Where’s the Turkey?

Thanksgiving MultiracialDo you remember the Wendy’s commercial featuring a small, cantankerous woman in her eighties who would order a hamburger at some other restaurant and, upon being served a sandwich containing a puny little patty of meat, would exclaim “Where’s the beef?”?  That commercial became part of the Wendy’s restaurant advertising campaign in 1984.  The woman was Clara Peller, an 81 year old Russian born immigrant who came to America when she was just 5 years old.  Clara passed away in 1987, but her character and question from the commercials has become a permanent American cultural icon. Clara recorded the single “Where’s the Beef” with Nashville Radio DJ Coyote McCloud.  Everyone from corporate CEO’s to U.S. Presidential candidates have used the phrase “Where’s the Beef?” when decrying the absence of substance in a program or proposal.

Beginning shortly after Labor Day, I began to see stores rearranging their shelves and opening up space for their displays for the upcoming “holiday retail season”.  By the end of September, the “Halloween palooza” was in full gear.  That, in itself, was not too shocking.   What was disturbing was the presence of Christmas decorations right alongside the Ghoul-o-rama.  I studied retail merchandising through a school-to-work program while in high school.  I get what the retailers are up to.  Add-on purchases are great for a business’s bottom line.  Why do you think all that candy, snack food and drinks are located at the registers in most stores – like Lowe’s for example where I went to buy a $6 dollar item and ended up buying an additional $14 dollars worth of “snackage” for myself, my daughter and my son who were shopping with me?  Hey!  Shopping made us hungry.

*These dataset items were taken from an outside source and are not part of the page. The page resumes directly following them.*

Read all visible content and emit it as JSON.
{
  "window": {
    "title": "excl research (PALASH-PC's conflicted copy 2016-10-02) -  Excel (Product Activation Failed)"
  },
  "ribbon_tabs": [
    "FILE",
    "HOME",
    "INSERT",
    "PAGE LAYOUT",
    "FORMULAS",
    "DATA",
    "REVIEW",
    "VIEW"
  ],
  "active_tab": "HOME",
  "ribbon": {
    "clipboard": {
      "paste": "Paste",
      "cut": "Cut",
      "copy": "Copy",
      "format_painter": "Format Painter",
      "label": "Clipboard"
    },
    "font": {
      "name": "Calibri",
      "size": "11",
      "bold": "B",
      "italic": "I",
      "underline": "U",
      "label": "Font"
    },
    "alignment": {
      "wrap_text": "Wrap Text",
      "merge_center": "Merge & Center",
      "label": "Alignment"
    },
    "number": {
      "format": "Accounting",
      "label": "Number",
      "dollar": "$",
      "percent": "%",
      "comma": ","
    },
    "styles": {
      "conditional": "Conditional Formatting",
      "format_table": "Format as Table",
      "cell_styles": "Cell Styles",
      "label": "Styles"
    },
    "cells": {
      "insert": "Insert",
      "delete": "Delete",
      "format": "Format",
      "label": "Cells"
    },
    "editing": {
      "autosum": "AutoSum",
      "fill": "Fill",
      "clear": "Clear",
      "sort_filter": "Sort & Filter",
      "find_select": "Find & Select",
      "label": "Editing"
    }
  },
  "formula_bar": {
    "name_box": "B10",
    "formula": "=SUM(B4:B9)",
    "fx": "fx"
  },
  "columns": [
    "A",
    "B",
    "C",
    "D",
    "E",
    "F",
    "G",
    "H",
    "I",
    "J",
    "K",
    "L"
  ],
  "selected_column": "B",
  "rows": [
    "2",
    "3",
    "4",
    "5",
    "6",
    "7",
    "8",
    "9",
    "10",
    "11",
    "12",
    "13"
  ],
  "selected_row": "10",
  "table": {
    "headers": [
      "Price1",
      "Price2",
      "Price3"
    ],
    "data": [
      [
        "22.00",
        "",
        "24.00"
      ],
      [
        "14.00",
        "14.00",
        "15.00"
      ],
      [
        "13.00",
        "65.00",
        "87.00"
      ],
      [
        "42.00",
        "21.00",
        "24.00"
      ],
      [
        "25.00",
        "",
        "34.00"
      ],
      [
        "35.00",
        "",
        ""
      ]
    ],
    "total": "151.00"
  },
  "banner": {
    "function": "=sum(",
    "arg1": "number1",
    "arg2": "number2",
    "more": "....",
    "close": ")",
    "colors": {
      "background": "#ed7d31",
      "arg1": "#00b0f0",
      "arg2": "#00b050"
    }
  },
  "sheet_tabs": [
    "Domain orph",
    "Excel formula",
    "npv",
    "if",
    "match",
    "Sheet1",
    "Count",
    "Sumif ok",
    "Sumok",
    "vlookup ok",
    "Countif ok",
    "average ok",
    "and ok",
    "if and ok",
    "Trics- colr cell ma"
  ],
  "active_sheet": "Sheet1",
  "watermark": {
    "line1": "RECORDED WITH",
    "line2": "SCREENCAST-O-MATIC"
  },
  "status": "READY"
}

The question I keep asking myself (and I hear others asking the same question as we scan the retail shelves) is “Where’s the turkey?”  I’m not talking about the frozen birds in the meat cases in the back of the store.  Where is Thanksgiving?  Aside from a few fall colored, turkey themed decorations for sale in the party supply isles, Thanksgiving is most easily found in tire treads – run over by the trucks delivering “Holiday” (AKA Christmas)  decorations.  Some large retailers are careful to avoid using the word “Christmas”.  These same retailers are “thankful” for the huge bump in food sales that “Turkey Day” brings.  However, if they officially started marketing “Thanksgiving” immediately after Halloween, they would find themselves in a dilemma.  What are we thankful for, and to whom?  Is everyone thankful for the same things from the same source?  I used to be thankful for the Macy’s Thanksgiving Day Parade, but recent commercial changes to the focus of that parade are beginning to give me some “pre-pumpkin pie” indigestion.

I think a cultural change of focus has hijacked something that used to be a very central part of our national identity.  Where we used to give thanks for the things we were blessed with, now we make lists of the things we want that we don’t yet have; as if, by some stretch of the imagination, we don’t have enough.  Madison Avenue marketers have convinced us that we need more stuff, and they’re selling us a truck-load of discontent.  We need to learn from the Pilgrims and not from marketing experts.  Put up the lights before it snows and then let the rest of Christmas wait until we give thanks for the blessings we’ve already received.